Quantum interference enables constant-time quantum information processing

TL;DR

This paper introduces a quantum approach to perform the Kravchuk-Fourier transform in constant time using a single quantum gate, potentially revolutionizing digital signal processing by leveraging quantum interference.

Contribution

It presents a novel quantum algorithm for the fractional Kravchuk-Fourier transform that operates in constant time with a single gate, unlike classical methods.

Findings

Quantum $d$-nary architecture achieves input-size-independent processing time.
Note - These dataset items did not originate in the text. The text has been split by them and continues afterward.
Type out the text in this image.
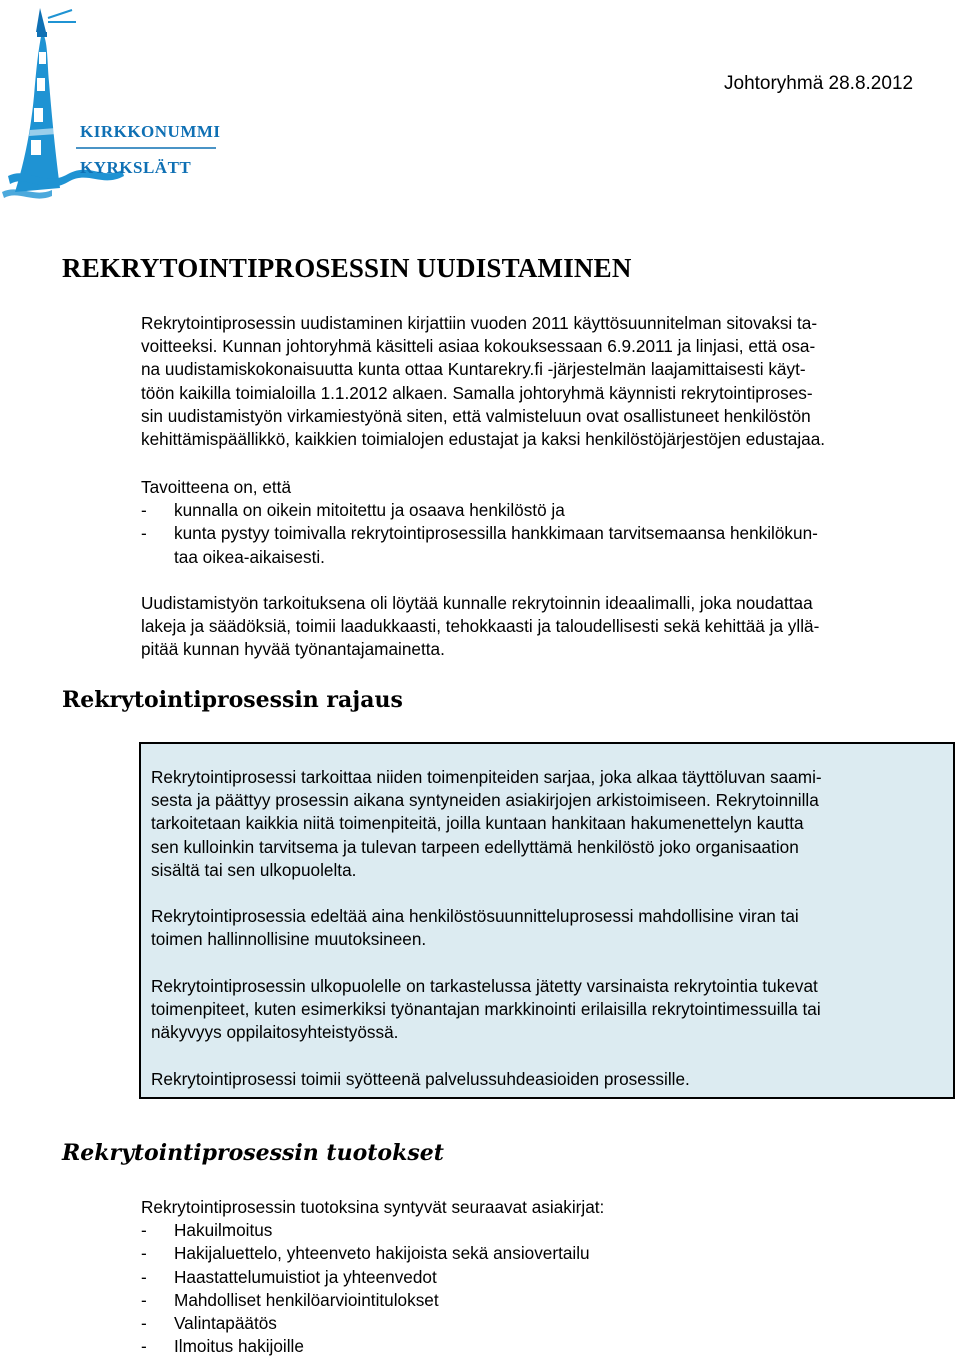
KIRKKONUMMI
KYRKSLÄTT
Johtoryhmä 28.8.2012
REKRYTOINTIPROSESSIN UUDISTAMINEN
Rekrytointiprosessin uudistaminen kirjattiin vuoden 2011 käyttösuunnitelman sitovaksi ta-
voitteeksi. Kunnan johtoryhmä käsitteli asiaa kokouksessaan 6.9.2011 ja linjasi, että osa-
na uudistamiskokonaisuutta kunta ottaa Kuntarekry.fi -järjestelmän laajamittaisesti käyt-
töön kaikilla toimialoilla 1.1.2012 alkaen. Samalla johtoryhmä käynnisti rekrytointiproses-
sin uudistamistyön virkamiestyönä siten, että valmisteluun ovat osallistuneet henkilöstön
kehittämispäällikkö, kaikkien toimialojen edustajat ja kaksi henkilöstöjärjestöjen edustajaa.
Tavoitteena on, että
-	kunnalla on oikein mitoitettu ja osaava henkilöstö ja
-	kunta pystyy toimivalla rekrytointiprosessilla hankkimaan tarvitsemaansa henkilökun-
taa oikea-aikaisesti.
Uudistamistyön tarkoituksena oli löytää kunnalle rekrytoinnin ideaalimalli, joka noudattaa
lakeja ja säädöksiä, toimii laadukkaasti, tehokkaasti ja taloudellisesti sekä kehittää ja yllä-
pitää kunnan hyvää työnantajamainetta.
Rekrytointiprosessin rajaus
Rekrytointiprosessi tarkoittaa niiden toimenpiteiden sarjaa, joka alkaa täyttöluvan saami-
sesta ja päättyy prosessin aikana syntyneiden asiakirjojen arkistoimiseen. Rekrytoinnilla
tarkoitetaan kaikkia niitä toimenpiteitä, joilla kuntaan hankitaan hakumenettelyn kautta
sen kulloinkin tarvitsema ja tulevan tarpeen edellyttämä henkilöstö joko organisaation
sisältä tai sen ulkopuolelta.
Rekrytointiprosessia edeltää aina henkilöstösuunnitteluprosessi mahdollisine viran tai
toimen hallinnollisine muutoksineen.
Rekrytointiprosessin ulkopuolelle on tarkastelussa jätetty varsinaista rekrytointia tukevat
toimenpiteet, kuten esimerkiksi työnantajan markkinointi erilaisilla rekrytointimessuilla tai
näkyvyys oppilaitosyhteistyössä.
Rekrytointiprosessi toimii syötteenä palvelussuhdeasioiden prosessille.
Rekrytointiprosessin tuotokset
Rekrytointiprosessin tuotoksina syntyvät seuraavat asiakirjat:
-	Hakuilmoitus
-	Hakijaluettelo, yhteenveto hakijoista sekä ansiovertailu
-	Haastattelumuistiot ja yhteenvedot
-	Mahdolliset henkilöarviointitulokset
-	Valintapäätös
-	Ilmoitus hakijoille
The method employs multiphoton Hong-Ou-Mandel effect for gate implementation.

Scalable with existing quantum technologies for diverse applications.

Abstract

It is an open question how fast information processing can be performed and whether quantum effects can speed up the best existing solutions. Signal extraction, analysis and compression in diagnostics, astronomy, chemistry and broadcasting builds on the discrete Fourier transform. It is implemented with the Fast Fourier Transform (FFT) algorithm that assumes a periodic input of specific lengths, which rarely holds true. A less-known transform, the Kravchuk-Fourier (KT), allows one to operate on finite strings of arbitrary length. It is of high demand in digital image processing and computer vision, but features a prohibitive runtime. Here, we report a one-step computation of a fractional quantum KT. A quantum $d$-nary (qudit) architecture we use comprises only one gate and offers processing time independent of the input size. The gate may employ a multiphoton Hong-Ou-Mandel effect. Existing quantum technologies may scale it up towards diverse applications.